Interesting discussion (warning) came up regarding charging your 12V battery in the car if the battery is weak or failing. Given that the Tesla normally charges the 12v battery periodically when awake, what happens when you have a charger attached, the 12V is proceeding to charge up, then suddenly the car comes back alive and attempts to simultaneously charge it? Thoughts on the outcome?


----------



## JasonF (Oct 26, 2018)

RMann said:


> Interesting discussion (warning) came up regarding charging your 12V battery in the car if the battery is weak or failing. Given that the Tesla normally charges the 12v battery periodically when awake, what happens when you have a charger attached, the 12V is proceeding to charge up, then suddenly the car comes back alive and attempts to simultaneously charge it? Thoughts on the outcome?

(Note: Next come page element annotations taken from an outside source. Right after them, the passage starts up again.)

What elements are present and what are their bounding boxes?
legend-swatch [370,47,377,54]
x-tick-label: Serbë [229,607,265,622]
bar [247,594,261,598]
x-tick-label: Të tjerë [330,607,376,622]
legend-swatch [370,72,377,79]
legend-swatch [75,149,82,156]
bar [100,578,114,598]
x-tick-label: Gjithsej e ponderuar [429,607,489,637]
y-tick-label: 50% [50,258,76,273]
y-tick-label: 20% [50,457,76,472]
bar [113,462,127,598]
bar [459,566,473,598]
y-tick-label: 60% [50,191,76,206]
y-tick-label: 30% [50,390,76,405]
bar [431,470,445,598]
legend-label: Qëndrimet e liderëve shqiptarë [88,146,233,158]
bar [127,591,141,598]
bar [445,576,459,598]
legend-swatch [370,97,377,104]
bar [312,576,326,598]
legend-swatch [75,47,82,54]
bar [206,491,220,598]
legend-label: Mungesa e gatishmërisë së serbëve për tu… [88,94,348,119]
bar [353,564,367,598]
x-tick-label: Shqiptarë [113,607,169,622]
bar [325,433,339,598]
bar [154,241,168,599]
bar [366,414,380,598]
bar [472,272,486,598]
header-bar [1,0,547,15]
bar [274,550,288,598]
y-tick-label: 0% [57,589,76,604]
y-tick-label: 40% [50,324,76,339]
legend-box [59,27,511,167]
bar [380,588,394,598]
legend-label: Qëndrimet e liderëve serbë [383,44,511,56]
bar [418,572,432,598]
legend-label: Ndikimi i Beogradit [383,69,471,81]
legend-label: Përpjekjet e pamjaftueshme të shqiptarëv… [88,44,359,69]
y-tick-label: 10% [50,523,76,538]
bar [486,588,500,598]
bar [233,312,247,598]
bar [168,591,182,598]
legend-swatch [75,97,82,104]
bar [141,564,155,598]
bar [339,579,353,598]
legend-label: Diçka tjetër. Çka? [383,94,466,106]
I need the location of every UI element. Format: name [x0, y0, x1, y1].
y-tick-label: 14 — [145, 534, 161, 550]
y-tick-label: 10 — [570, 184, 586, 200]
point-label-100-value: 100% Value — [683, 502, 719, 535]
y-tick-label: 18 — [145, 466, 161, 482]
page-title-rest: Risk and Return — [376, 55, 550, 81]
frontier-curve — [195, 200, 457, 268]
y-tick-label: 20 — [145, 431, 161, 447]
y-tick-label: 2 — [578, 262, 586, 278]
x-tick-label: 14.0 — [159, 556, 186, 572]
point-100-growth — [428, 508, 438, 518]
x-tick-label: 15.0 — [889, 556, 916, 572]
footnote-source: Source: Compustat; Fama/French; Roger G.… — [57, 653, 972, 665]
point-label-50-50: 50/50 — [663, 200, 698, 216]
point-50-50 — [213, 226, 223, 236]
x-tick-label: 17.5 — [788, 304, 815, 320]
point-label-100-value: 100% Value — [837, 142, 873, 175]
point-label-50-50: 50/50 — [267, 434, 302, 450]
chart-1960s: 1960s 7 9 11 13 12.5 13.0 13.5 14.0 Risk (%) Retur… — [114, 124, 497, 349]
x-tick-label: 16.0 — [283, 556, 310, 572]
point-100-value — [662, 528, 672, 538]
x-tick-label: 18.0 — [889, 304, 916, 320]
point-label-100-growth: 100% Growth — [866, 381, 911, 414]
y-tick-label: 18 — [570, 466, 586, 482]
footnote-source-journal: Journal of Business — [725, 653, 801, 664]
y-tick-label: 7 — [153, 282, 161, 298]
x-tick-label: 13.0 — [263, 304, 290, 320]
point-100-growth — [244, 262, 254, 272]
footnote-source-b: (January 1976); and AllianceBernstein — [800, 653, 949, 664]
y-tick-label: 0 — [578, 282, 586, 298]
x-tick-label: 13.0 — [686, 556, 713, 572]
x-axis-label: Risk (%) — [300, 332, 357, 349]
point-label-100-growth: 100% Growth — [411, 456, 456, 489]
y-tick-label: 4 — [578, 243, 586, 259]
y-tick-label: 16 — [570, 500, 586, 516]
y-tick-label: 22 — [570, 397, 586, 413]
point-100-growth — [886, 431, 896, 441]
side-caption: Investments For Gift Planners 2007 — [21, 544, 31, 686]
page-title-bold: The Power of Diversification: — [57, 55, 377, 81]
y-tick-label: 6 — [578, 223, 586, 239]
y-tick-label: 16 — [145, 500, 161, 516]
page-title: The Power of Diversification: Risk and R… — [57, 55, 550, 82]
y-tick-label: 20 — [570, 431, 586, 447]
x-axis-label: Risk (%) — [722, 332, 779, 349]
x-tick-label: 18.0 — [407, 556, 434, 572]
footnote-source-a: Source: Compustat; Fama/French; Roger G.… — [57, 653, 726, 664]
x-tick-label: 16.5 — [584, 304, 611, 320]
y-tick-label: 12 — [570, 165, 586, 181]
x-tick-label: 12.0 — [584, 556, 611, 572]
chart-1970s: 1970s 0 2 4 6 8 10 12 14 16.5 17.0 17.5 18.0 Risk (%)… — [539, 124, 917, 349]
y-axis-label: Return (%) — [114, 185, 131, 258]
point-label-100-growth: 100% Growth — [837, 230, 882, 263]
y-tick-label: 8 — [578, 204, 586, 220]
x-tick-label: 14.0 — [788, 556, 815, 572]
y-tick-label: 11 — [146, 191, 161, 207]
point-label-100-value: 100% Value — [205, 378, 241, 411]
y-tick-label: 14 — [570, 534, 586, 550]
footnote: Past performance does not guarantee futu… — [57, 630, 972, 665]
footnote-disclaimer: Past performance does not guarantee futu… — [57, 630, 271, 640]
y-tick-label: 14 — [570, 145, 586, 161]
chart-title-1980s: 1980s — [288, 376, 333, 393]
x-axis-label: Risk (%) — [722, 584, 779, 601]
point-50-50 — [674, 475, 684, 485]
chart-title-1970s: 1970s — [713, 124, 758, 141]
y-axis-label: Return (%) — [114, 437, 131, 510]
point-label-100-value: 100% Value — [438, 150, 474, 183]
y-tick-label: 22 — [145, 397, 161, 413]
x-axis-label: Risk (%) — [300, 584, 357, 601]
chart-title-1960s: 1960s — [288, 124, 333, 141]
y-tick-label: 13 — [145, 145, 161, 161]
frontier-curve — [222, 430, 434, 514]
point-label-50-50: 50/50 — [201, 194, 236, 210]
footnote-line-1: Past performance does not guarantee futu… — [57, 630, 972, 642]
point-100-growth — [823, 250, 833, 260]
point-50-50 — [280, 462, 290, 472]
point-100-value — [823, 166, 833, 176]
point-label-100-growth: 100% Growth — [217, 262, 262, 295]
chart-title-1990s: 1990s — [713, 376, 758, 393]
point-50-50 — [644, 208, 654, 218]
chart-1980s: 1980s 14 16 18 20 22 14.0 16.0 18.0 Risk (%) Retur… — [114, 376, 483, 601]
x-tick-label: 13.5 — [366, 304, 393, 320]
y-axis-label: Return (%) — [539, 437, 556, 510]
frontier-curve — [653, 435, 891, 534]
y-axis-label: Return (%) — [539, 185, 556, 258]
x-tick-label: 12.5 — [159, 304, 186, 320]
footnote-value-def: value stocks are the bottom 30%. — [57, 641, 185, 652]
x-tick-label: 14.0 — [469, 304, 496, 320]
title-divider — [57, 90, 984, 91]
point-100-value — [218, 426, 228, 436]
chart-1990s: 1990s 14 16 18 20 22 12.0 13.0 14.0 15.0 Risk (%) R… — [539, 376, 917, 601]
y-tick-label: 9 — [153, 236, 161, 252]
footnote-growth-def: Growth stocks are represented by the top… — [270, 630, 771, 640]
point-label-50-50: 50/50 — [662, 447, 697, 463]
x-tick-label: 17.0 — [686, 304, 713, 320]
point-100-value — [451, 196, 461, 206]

I don't think the car would attempt to charge it in that case, because it would detect that the 12V bus voltage is high. If it didn't have that safety built in, the 12V battery would explode in a very short time.


----------



## webe3owners (Nov 18, 2018)

Even in the unlikely case of it happening nothing bad would happen. Back biasing at that level wouldn’t hurt anything.


----------



## JWardell (May 9, 2016)

It's not going to hurt anything per se, both will be targeting ~14.5V. But regularly using the charger will probably start causing errors as the car tracks all energy in and out of the 12v battery and this will throw it off. More for emergency use when you are already having 12v battery errors and issues.


----------